After Robert's death, Basseporte was apprenticed to Claude Aubriet and eventually succeeded him as the official painter of the Jardin du roi, and adding to Les Vélins du Roi. During her time at the Jardin du Roi, Basseporte met the Swedish botanist Carolus Linnaeus. In 1739, naturalist and author Georges-Louis Leclerc, Comte de Buffon was appointed director of the Jardin du Roi; Basseporte was hired as official painter for the Jardin two years later. Some of her correspondence with Buffon still exists. Basseporte furthered her connections to the scientific community through Noel-Antoine Pluche, whose Spectacle de la nature she helped illustrate, and plant physiologist Henri-Louis Duhamel du Monceau. Monceau, working with the Académie des sciences, served to influence Basseporte's work during her tenure as an Académie dessinateur.
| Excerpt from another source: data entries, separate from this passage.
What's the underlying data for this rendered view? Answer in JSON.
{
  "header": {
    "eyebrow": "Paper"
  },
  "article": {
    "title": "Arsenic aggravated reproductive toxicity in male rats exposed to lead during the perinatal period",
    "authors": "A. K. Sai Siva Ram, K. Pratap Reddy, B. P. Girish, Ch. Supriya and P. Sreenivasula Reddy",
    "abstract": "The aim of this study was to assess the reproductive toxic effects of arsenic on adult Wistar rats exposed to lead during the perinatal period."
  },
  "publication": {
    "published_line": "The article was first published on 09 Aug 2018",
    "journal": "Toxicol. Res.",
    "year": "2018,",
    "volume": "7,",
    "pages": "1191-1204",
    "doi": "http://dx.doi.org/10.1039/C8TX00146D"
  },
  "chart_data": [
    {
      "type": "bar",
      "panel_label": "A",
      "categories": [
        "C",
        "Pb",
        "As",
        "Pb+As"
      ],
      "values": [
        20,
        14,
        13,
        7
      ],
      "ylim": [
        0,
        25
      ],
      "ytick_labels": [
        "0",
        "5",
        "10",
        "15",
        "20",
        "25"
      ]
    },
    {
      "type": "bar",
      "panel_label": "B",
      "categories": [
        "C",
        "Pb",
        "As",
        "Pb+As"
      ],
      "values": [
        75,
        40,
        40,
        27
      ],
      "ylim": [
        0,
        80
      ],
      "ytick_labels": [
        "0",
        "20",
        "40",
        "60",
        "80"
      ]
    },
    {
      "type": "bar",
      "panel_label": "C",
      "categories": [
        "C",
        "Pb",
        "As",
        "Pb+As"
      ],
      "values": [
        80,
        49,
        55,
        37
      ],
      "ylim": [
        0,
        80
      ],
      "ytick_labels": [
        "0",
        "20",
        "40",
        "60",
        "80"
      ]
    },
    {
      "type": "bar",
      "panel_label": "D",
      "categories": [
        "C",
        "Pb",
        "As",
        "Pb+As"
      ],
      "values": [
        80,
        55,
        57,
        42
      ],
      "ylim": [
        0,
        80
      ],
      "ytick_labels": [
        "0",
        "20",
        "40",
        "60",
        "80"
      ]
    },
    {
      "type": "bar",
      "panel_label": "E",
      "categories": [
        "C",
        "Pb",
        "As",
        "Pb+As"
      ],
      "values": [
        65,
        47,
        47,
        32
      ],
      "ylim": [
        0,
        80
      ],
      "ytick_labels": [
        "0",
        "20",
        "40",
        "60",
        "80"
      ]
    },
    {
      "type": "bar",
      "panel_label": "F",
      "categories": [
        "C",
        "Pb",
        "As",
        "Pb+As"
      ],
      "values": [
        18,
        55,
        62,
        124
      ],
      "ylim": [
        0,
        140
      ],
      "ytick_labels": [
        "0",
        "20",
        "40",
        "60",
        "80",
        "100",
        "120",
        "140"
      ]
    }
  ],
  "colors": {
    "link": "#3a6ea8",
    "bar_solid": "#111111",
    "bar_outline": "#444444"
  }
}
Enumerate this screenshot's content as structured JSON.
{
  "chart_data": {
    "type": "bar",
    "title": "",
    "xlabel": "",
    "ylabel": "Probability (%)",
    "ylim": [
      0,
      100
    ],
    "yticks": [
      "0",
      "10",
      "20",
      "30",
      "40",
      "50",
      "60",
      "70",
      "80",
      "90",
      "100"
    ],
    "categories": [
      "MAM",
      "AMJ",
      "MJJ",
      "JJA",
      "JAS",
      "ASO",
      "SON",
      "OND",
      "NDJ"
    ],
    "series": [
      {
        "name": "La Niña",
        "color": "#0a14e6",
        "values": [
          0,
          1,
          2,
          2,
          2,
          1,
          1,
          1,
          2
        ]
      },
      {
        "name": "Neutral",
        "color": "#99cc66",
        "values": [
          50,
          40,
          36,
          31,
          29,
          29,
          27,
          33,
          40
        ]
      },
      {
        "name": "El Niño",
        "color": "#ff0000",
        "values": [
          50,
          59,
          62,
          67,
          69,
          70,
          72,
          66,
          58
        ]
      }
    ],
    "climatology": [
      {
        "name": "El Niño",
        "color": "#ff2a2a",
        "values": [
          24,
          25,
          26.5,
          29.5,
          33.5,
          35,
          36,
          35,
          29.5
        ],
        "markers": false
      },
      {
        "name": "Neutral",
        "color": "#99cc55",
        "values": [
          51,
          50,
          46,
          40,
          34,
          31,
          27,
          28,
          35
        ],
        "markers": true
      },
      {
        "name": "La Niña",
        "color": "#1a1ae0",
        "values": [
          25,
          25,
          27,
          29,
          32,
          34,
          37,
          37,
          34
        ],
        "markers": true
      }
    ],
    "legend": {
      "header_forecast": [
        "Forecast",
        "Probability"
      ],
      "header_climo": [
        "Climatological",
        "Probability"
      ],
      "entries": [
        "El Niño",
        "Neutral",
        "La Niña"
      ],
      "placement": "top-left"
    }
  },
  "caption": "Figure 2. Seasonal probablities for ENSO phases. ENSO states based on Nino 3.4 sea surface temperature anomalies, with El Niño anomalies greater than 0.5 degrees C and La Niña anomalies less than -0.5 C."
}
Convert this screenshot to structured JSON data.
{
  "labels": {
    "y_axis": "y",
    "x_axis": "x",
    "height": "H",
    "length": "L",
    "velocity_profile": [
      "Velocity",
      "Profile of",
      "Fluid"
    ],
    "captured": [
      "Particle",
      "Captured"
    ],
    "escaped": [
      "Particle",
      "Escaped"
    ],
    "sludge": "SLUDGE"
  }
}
In addition to teaching royals and nobility, Basseporte is thought to have taught and heavily influenced artists such as Marie Therese Vien and Anne Vallayer-Coster.

===Work===
Basseporte was a teacher to Louis XV's daughters and was responsible for educating them on the art of flower painting. It is during this time that she is believed to have also worked as an interior decorator for Madame de Pompadour, the king's official mistress. Basseporte's connections to major botanists of the time, such as the previously mentioned Carolus Linnaeus and Georges-Louis Leclerc, reveal the artist's status within the genre of botanical illustration. Despite this, however, there is very little additional information available on her. The majority of said information derives from the Louis Poinsinet de Sivry and Jean Castilhon's the "Notice", which can be found inside the 1781 volume of Le Nécrologe des hommes célèbres de France, par une société de gens de lettres.

Many of Basseporte's botanical illustrations, including those featured in attached external links below, were done in watercolor over pencil on vellum and measure about 15 x 12 inches. The ones included in below links belong to a series of 117 prints that were once incorrectly attributed to Pierre Joseph Redouté, an artist who worked much later than Basseporte, but are now believed to have been by Basseporte. By viewing samples of Basseporte's work from this series, one can see the variety of content in which Basseporte both studied and depicted - from the leafy and green Polygonatum Multifloratum (Solomon's seal) and Nepeta Glechoma (ground ivy) to the bright red delicate petals of the Papaver (poppy). Each of these are shown isolated as single specimens and are restricted within the confines of illustrated frames against a plain background.